· Kegagalan untuk menjelaskan pernanan suami-isteri dalam persekutuan adalah sebab besar dari perpecahan perkawinan. Sebagai satu pasangan, suami isteri akan dilibatkan di dalam sejumlah kegiatan-kegiatan dan tanggung jawab yang hampir tidak pernah habis.
· Perkawinan adalah pusat perhatian hidup isteri. Suami adalah kepala pemelihara (pemberi nafkah) dan lebih berkuasa daripada isteri. Ia adalah seorang teman bagi suaminya. Suami menyelesaikan dan isteri memberi semangat kepada suami.
· Suami bertanggungjawab pada tugasnya/pekerjaan dan isteri bertanggungjawab di rumah dan anak-anak. Bukan berarti isteri tidak boleh bekerja.
· Bila seseorang pria dan seorang wanita bersatu dalam perkawinan, pengalaman kemanusiaan suatu perbaikan kepada keseluruhan kemuliaan dialami. Kemuliaan pria adalah pengetahuan bahwa pria tidak lengkap tanpa wanita.
· Dalam keluarga atau pasangan suami isteri, yang seharusnya paling berpengaruh untuk mengambil keputusan adalah seorang suami, karena dia adalah kepala dalam rumah tangga, tentu sebelum mengambil keputusan harus dipertimbangkan dengan isterinya. Baik buruknya ketika mengambil keputusan tersebut harus mengetahuinya.
· Setiap pasangan suami isteri langsung atau tidak langsung mengadakan satu pola untuk memenuhi keputusan-keputusan perkawinan. Banyak dari pola-pola ini adalah tidak efektif atau kekalahan diri.

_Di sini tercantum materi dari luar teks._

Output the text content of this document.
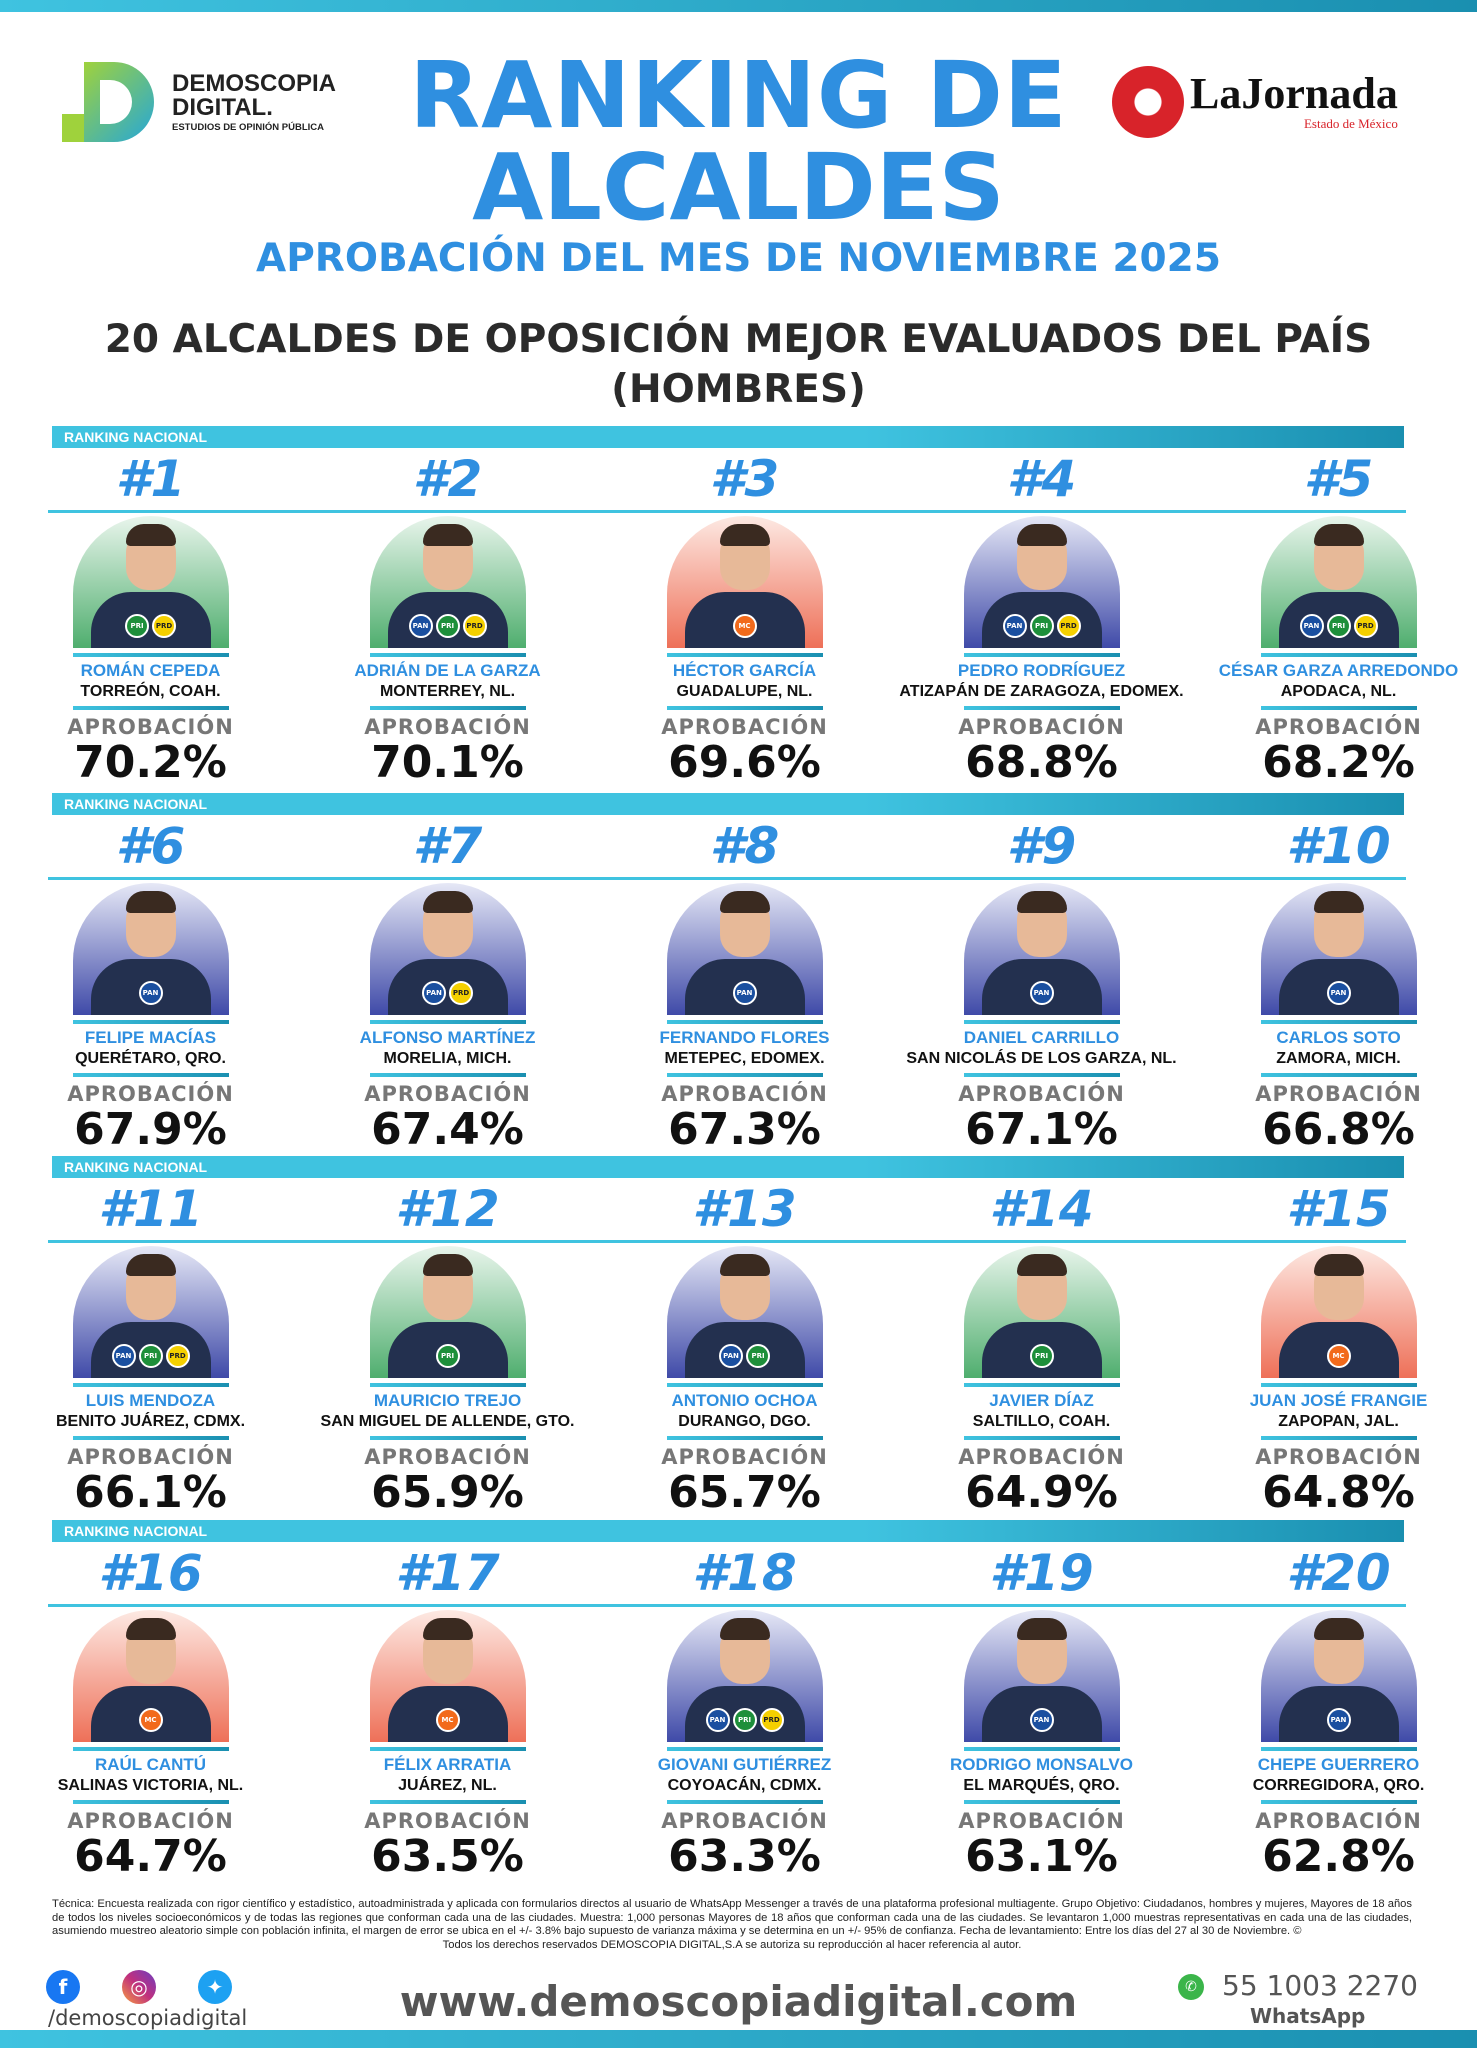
DEMOSCOPIA
DIGITAL.
ESTUDIOS DE OPINIÓN PÚBLICA RANKING DE
ALCALDES
APROBACIÓN DEL MES DE NOVIEMBRE 2025
LaJornada
Estado de México
20 ALCALDES DE OPOSICIÓN MEJOR EVALUADOS DEL PAÍS
(HOMBRES)
RANKING NACIONAL
RANKING NACIONAL
RANKING NACIONAL
RANKING NACIONAL
#1
PRI	PRD
ROMÁN CEPEDA
TORREÓN, COAH.
APROBACIÓN
70.2%
#2
PAN	PRI	PRD
ADRIÁN DE LA GARZA
MONTERREY, NL.
APROBACIÓN
70.1%
#3
MC
HÉCTOR GARCÍA
GUADALUPE, NL.
APROBACIÓN
69.6%
#4
PAN	PRI	PRD
PEDRO RODRÍGUEZ
ATIZAPÁN DE ZARAGOZA, EDOMEX.
APROBACIÓN
68.8%
#5
PAN	PRI	PRD
CÉSAR GARZA ARREDONDO
APODACA, NL.
APROBACIÓN
68.2%
#6
PAN
FELIPE MACÍAS
QUERÉTARO, QRO.
APROBACIÓN
67.9%
#7
PAN	PRD
ALFONSO MARTÍNEZ
MORELIA, MICH.
APROBACIÓN
67.4%
#8
PAN
FERNANDO FLORES
METEPEC, EDOMEX.
APROBACIÓN
67.3%
#9
PAN
DANIEL CARRILLO
SAN NICOLÁS DE LOS GARZA, NL.
APROBACIÓN
67.1%
#10
PAN
CARLOS SOTO
ZAMORA, MICH.
APROBACIÓN
66.8%
#11
PAN	PRI	PRD
LUIS MENDOZA
BENITO JUÁREZ, CDMX.
APROBACIÓN
66.1%
#12
PRI
MAURICIO TREJO
SAN MIGUEL DE ALLENDE, GTO.
APROBACIÓN
65.9%
#13
PAN	PRI
ANTONIO OCHOA
DURANGO, DGO.
APROBACIÓN
65.7%
#14
PRI
JAVIER DÍAZ
SALTILLO, COAH.
APROBACIÓN
64.9%
#15
MC
JUAN JOSÉ FRANGIE
ZAPOPAN, JAL.
APROBACIÓN
64.8%
#16
MC
RAÚL CANTÚ
SALINAS VICTORIA, NL.
APROBACIÓN
64.7%
#17
MC
FÉLIX ARRATIA
JUÁREZ, NL.
APROBACIÓN
63.5%
#18
PAN	PRI	PRD
GIOVANI GUTIÉRREZ
COYOACÁN, CDMX.
APROBACIÓN
63.3%
#19
PAN
RODRIGO MONSALVO
EL MARQUÉS, QRO.
APROBACIÓN
63.1%
#20
PAN
CHEPE GUERRERO
CORREGIDORA, QRO.
APROBACIÓN
62.8%
Técnica: Encuesta realizada con rigor científico y estadístico, autoadministrada y aplicada con formularios directos al usuario de WhatsApp Messenger a través de una plataforma profesional multiagente. Grupo Objetivo: Ciudadanos, hombres y mujeres, Mayores de 18 años de todos los niveles socioeconómicos y de todas las regiones que conforman cada una de las ciudades. Muestra: 1,000 personas Mayores de 18 años que conforman cada una de las ciudades. Se levantaron 1,000 muestras representativas en cada una de las ciudades, asumiendo muestreo aleatorio simple con población infinita, el margen de error se ubica en el +/- 3.8% bajo supuesto de varianza máxima y se determina en un +/- 95% de confianza. Fecha de levantamiento: Entre los días del 27 al 30 de Noviembre. ©
Todos los derechos reservados DEMOSCOPIA DIGITAL,S.A se autoriza su reproducción al hacer referencia al autor.
f	◎	✦
/demoscopiadigital	www.demoscopiadigital.com	✆ 55 1003 2270
WhatsApp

· Prinsip dari saling tunduk dalam perkawinan, adalah sama dengan pola ketundukan antara anggota-anggota Tubuh Kristus. Ada waktu dalam Tubuh ketika hal itu pantas untuk seorang anggota untuk dilatih menjadi pemimpin atas anggota-anggota lain sebagai satu fungsi dari karunia-karunia rohaninya (1 Kor. 12:14-26).
· Tidak ada satupun dari karunia-karunia rohani yang secara otomatis menjadikan seorang anggota menjadi seorang pemimpin atau pembuat keputusan terakhir sepanjang waktu.
· Dalam perkawinan suami mempunyai jabatan sebagai kepala. Artinya yang sederhana adalah bahwa suami mempunyai pertanggungjawaban dan kuasa untuk mengingat atau menyebut perkawinan.
· Sebagai kepala, suami dipanggil untuk memimpin dalam saling menguji perkawinan untuk melihat kalau hal itu berkembang sesuai dengan tujuan-tujuan jangka panjang.
· Kepemimpinan tidak sama dengan yang dilakukan bos. Suami hanya dapat memerintah isteri untuk melakukan sesuai dengan apa yang mereka telah ikrarkan sebagai janji ketika mereka dinikahkan.
· Kepemimpinan adalah jabatan khusus pelayanan supaya perkawinan dapat berkembang dan bertumbuh.
· Kepemimpinan bukan berarti suami memutuskan dalam segala hal, sampai bagian terkecilpun suami putuskan.
· Peranan suami adalah menjadi pemimpin yang senantiasa menjaga supaya hal-hal kecil tidak berkembang ke dalam berbagai pola yang merusak perkawinan seluruhnya.